ARMIDA w Japonii
Hokutopia International Music Festival 2022
Armida. Gorzka historia pewnej miłości
„Armida” – tragedia muzyczna w pięciu aktach, która uważana jest za arcydzieło sztuki operowej Jeana-Baptiste’a Lully’ego zabrzmi w Japonii, z udziałem Baletu Cracovia Danza. Premiera zaplanowana jest na 9 grudnia, zaś kolejne przedstawienie zostanie zaprezentowane w dwa dni później – 11 grudnia.
Spektakl, przygotowywany w ramach Hokutopia International Music Festival 2022 w Tokio, jest międzynarodową produkcją japońsko-francusko-polską: Ryo Terakado - dyrygent i koncertmistrz, Romana Agnel - reżyseria, Pierre-François Dollé - choreografia i taniec, wraz z którym na scenie zatańczą: Nikoleta Giankaki Dariusz Brojek i Sarasa Matsumoto. Wystąpi japońska orkiestra instrumentów dawnych i japoński chór - Les Boréades, a w partiach głównych zaśpiewają: Claire Lefilliâtre (Armide) i Philippe Talbot (Renaud).

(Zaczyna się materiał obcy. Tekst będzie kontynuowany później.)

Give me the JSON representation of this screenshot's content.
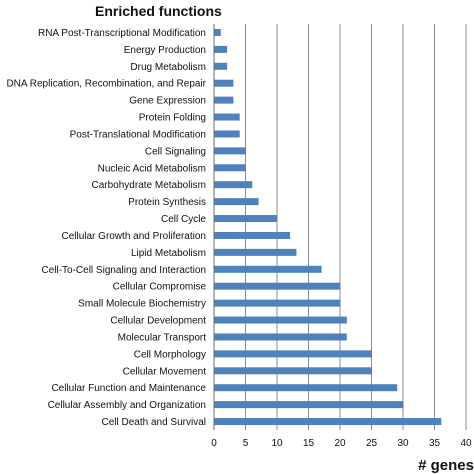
{
  "chart_data": {
    "type": "bar",
    "orientation": "horizontal",
    "title": "Enriched functions",
    "xlabel": "# genes",
    "ylabel": "",
    "xlim": [
      0,
      40
    ],
    "x_ticks": [
      0,
      5,
      10,
      15,
      20,
      25,
      30,
      35,
      40
    ],
    "grid": "vertical",
    "bar_color": "#4f81bd",
    "categories": [
      "RNA Post-Transcriptional Modification",
      "Energy Production",
      "Drug Metabolism",
      "DNA Replication, Recombination, and Repair",
      "Gene Expression",
      "Protein Folding",
      "Post-Translational Modification",
      "Cell Signaling",
      "Nucleic Acid Metabolism",
      "Carbohydrate Metabolism",
      "Protein Synthesis",
      "Cell Cycle",
      "Cellular Growth and Proliferation",
      "Lipid Metabolism",
      "Cell-To-Cell Signaling and Interaction",
      "Cellular Compromise",
      "Small Molecule Biochemistry",
      "Cellular Development",
      "Molecular Transport",
      "Cell Morphology",
      "Cellular Movement",
      "Cellular Function and Maintenance",
      "Cellular Assembly and Organization",
      "Cell Death and Survival"
    ],
    "values": [
      1,
      2,
      2,
      3,
      3,
      4,
      4,
      5,
      5,
      6,
      7,
      10,
      12,
      13,
      17,
      20,
      20,
      21,
      21,
      25,
      25,
      29,
      30,
      36
    ]
  }
}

Będzie to półkoncertowe wykonanie. Artyści pojawią się w kostiumach, zaś orkiestra będzie stanowiła na scenie tło całej akcji.
Po historię miłosną czarodziejki Armidy i pięknego rycerza Rinalda, której pierwowzorem był renesansowy epos Torquata Tassa „Jerozolima wyzwolona”, sięgało wielu kompozytorów. Warto tu wspomnieć choćby takich twórców jak: Christoph Willibald Gluck czy Georg Fridrich Haendel lub Gioacchino Rossini, ale to właśnie opera Lylly’ego została uznana po latach za arcydzieło. Premiera odbyła się w 1686 roku w Académie Royal de Musique i towarzyszył jej obyczajowy skandal. Ludwik XIV, który wybrał temat tej opery, i któremu jest poświęcony prolog, nie wystawił jej w Wersalu. W tej sposób ukarał kompozytora za jego nieobyczajne zachowanie i publicznie pokazał, że kompozytor pozostaje w jego niełasce.
Opera została wznowiona na początku XVIII wieku, w kilkanaście lat po śmierci Lully’ego i utrzymywała się w repertuarze przez 60 lat. Zapomniana powróciła na sceny w XX wieku, ale już sporadycznie. Wykonanie w 1992 roku przez Philippe’a Herrewghe, który poprowadził ją w operze w Antwerpii i w Theâtre des Champs-Elysées, na nowo wzbudziło zainteresowanie tym arcydziełem.